This is part seven of a series of blog posts concerning the MIL-STD 810 Vibration Section. This blog was written with reference to MIL-STD-810G w/Change 1 dated 15 April 2014. DES has the experience and expertise to help you determine what profiles are appropriate for your product and to run your MIL-STD-810 vibration test. For more information, please check out our Vibration Testing services page and our other MIL-STD-810 vibration testing blog articles:
MIL-STD-810 Vibration Testing Overview
MIL-STD-810: Vibration Testing Category 4 – Truck/Trailer – Secured Cargo
MIL-STD-810: Vibration Testing Category 9 – Aircraft – Helicopter
MIL-STD-810: Vibration Testing Category 7 – Aircraft – Jet
MIL-STD-810: Vibration Testing Category 8 – Aircraft – Propeller
MIL-STD-810: Vibration Testing Category 12 – Fixed Wing Jet Aircraft
Category 15 of Method 514.7 Vibration testing describes the different vibratory environments aircraft stores may experience in an aircraft. Three environments are detailed in category 15; captive flight – external carriage, captive flight – internal carriage and free flight.
Captive flight – external carriage include stores carried externally on a jet aircraft. The overall vibration profile arises from four sources; engine noise, in-flight aerodynamic turbulence, vibration transmitted through attaching structures and internal store vibration. Engine noise is highest at the boundary layer of the exhaust jet plume. At this point there is turbulence between the exhaust air and ambient air and is at its maximum during takeoff. In-flight aerodynamic turbulence do not greatly affect overall store vibration, however, they may cause other structures such as tailfins to produce vibrations that are then transmitted to the store. These vibrations, as it states in category 15 of method 514.7, are a “low frequency system” and are often characterized as buffet vibration, Figure 2. “Buffet vibration is typically concentrated between 10 and 50 Hz” and “is dominated by store structural resonances.” Finally stores are also susceptible to internal vibration from elements such as rotating machinery.

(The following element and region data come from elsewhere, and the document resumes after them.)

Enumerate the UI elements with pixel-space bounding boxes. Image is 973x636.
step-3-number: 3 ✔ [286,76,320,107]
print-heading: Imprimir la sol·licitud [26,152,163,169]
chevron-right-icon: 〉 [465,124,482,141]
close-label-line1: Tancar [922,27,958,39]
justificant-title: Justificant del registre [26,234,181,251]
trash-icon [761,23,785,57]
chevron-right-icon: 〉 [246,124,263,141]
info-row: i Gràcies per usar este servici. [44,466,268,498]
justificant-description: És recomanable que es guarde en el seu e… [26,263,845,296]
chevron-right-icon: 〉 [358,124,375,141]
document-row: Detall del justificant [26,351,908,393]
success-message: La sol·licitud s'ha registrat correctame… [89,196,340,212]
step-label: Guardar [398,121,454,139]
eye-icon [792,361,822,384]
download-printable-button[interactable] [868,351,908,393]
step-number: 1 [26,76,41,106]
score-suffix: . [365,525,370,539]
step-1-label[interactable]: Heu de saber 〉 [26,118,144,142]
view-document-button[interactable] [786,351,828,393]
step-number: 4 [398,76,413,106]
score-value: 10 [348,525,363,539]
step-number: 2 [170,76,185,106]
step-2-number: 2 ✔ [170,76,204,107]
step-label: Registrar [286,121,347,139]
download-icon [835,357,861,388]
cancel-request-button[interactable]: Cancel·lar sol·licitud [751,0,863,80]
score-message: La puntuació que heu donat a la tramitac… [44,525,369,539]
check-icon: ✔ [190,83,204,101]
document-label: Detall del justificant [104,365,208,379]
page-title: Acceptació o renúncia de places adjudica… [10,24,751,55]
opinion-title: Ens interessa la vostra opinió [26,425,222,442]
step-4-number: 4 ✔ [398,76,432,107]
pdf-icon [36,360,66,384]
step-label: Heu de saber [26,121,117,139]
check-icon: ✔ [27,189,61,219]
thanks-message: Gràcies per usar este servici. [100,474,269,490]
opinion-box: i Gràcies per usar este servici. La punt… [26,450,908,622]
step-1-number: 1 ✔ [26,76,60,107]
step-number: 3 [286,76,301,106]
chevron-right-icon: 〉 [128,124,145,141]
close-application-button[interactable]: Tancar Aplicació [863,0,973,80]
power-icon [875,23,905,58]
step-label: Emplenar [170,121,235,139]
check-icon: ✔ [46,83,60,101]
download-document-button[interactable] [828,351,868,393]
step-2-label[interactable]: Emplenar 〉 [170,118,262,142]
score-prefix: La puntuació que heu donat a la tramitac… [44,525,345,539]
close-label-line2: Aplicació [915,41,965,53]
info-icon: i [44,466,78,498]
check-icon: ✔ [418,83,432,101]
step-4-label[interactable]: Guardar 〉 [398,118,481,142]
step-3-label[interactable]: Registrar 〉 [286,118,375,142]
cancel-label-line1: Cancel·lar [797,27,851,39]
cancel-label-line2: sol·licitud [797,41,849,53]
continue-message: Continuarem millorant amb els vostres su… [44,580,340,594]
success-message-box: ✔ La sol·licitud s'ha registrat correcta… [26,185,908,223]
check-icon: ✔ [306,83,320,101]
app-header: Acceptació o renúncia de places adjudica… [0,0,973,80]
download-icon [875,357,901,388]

Captive flight – internal carriages generally don’t experience harsh vibration levels unless the bay is opened during flight. “This event is referred to as a cavity resonance and results in high levels of turbulence inside the bay.” This vibration is characterized as a wide band spectrum with high spikes across it. Low frequency spikes (<100 Hz) are not expected to be of issue for most stores, however, high frequency spikes can be very dangerous.
Free flight vibration will typically be experienced by stores that are deployed from the aircraft. Free flight vibration is comprised of engine noise vibration, onboard vibration and varying turbulence similar to that of captive flight.
Figure 1 below, shows the profile for store vibration exposure on jet aircrafts. Figure 2 shows the vibration profile for buffet vibration response. W0, W1 and W2 in Figures 1 and 2 are calculated from rather complicated tables and formulas within Category 15. The vibration testing durations are determined from the Life Cycle Environment Profile.